No, I am not saying keep the status quo. I am simply challenging the idea that kernel will enjoy benefits that is supposed to be provided by Rust.

Distribution of bugs across the whole codebase is not following the normal distribution but multimodal. Now, imagine where the highest concentration of bugs will be. And how many bugs there will be elsewhere. Easy to guess.

> Now, imagine where the highest concentration of bugs will be. And how many bugs there will be elsewhere.

You're doing it again!

Doesn't matter where the majority of bugs will be. If you avoid the minority it's still an improvement.

Also, Rust safety is not related at all to bugs. You seem to have a misunderstanding of what Rust is or what safe Rust provides.

(Also, I'd challenge the rest of your assumptions, but that's another story.)

  • What am I exactly doing again? I am providing my reasoning, sorry if that itches you the wrong way. I guess you don't have to agree but let me express my view, ok? My view is not extremist or polarized as you see. I see the benefit of Rust but I say the benefit is not what Internet cargo-cult programming suggests.

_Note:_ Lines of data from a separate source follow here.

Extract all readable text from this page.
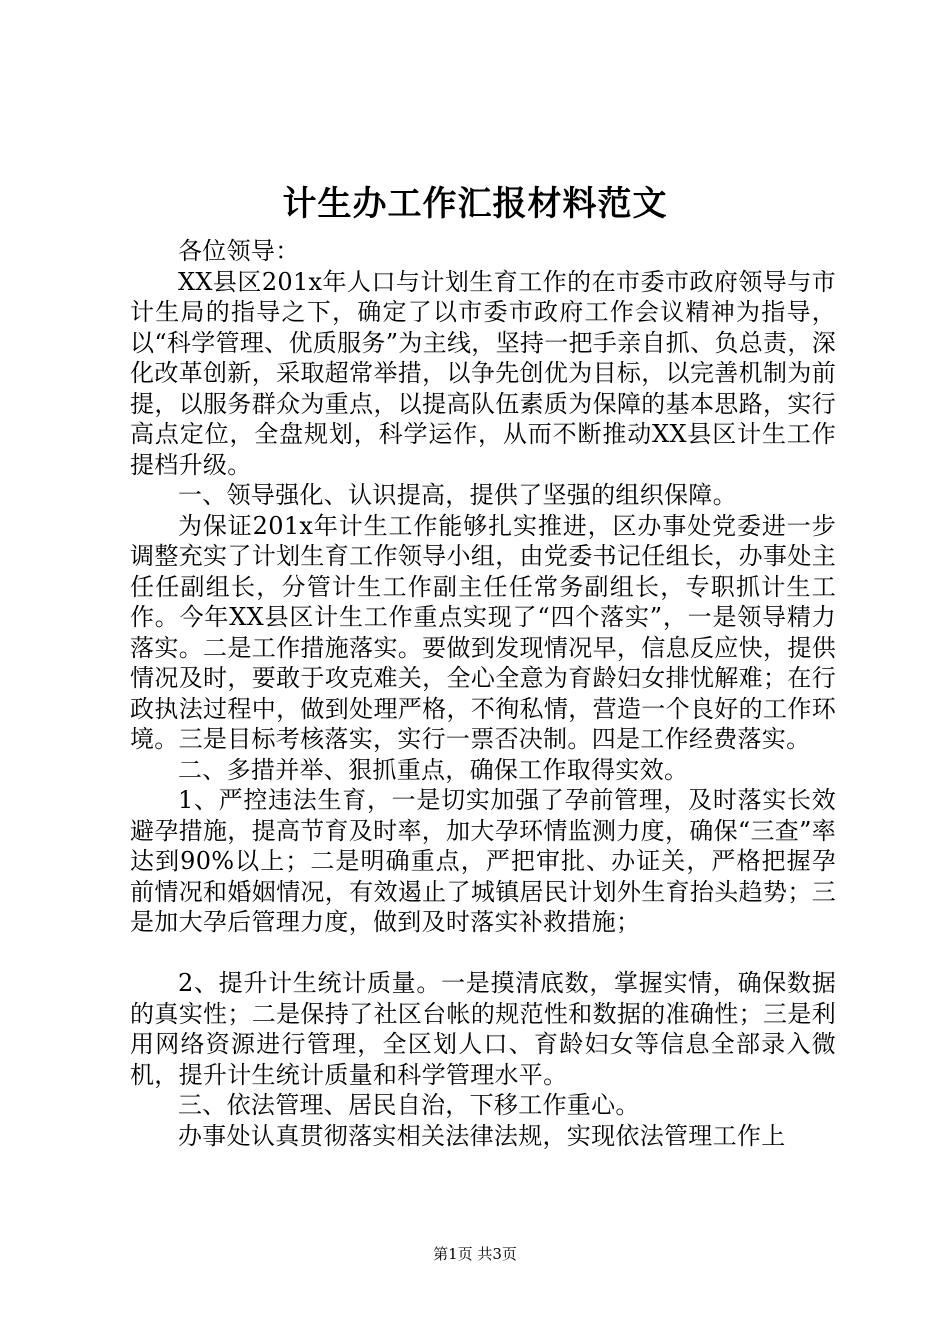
计生办工作汇报材料范文

各位领导：

XX县区201x年人口与计划生育工作的在市委市政府领导与市计生局的指导之下，确定了以市委市政府工作会议精神为指导，以“科学管理、优质服务”为主线，坚持一把手亲自抓、负总责，深化改革创新，采取超常举措，以争先创优为目标，以完善机制为前提，以服务群众为重点，以提高队伍素质为保障的基本思路，实行高点定位，全盘规划，科学运作，从而不断推动XX县区计生工作提档升级。

一、领导强化、认识提高，提供了坚强的组织保障。

为保证201x年计生工作能够扎实推进，区办事处党委进一步调整充实了计划生育工作领导小组，由党委书记任组长，办事处主任任副组长，分管计生工作副主任任常务副组长，专职抓计生工作。今年XX县区计生工作重点实现了“四个落实”，一是领导精力落实。二是工作措施落实。要做到发现情况早，信息反应快，提供情况及时，要敢于攻克难关，全心全意为育龄妇女排忧解难；在行政执法过程中，做到处理严格，不徇私情，营造一个良好的工作环境。三是目标考核落实，实行一票否决制。四是工作经费落实。

二、多措并举、狠抓重点，确保工作取得实效。

1、严控违法生育，一是切实加强了孕前管理，及时落实长效避孕措施，提高节育及时率，加大孕环情监测力度，确保“三查”率达到90%以上；二是明确重点，严把审批、办证关，严格把握孕前情况和婚姻情况，有效遏止了城镇居民计划外生育抬头趋势；三是加大孕后管理力度，做到及时落实补救措施；

2、提升计生统计质量。一是摸清底数，掌握实情，确保数据的真实性；二是保持了社区台帐的规范性和数据的准确性；三是利用网络资源进行管理，全区划人口、育龄妇女等信息全部录入微机，提升计生统计质量和科学管理水平。

三、依法管理、居民自治，下移工作重心。

办事处认真贯彻落实相关法律法规，实现依法管理工作上

第1页 共3页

There's always a price to be paid, and in case of kernel development I think it outweighs the positive sides.

    If I spend 90% of time debugging freaking difficult to debug issues, and Rust solves the other 10% for me, then I don't see it as a good bargain. I need to learn a completely new language, surround myself with a team which is also not hesitant to learn it, and all that under assumption that it won't make some other aspects of development worse. And for surely it will.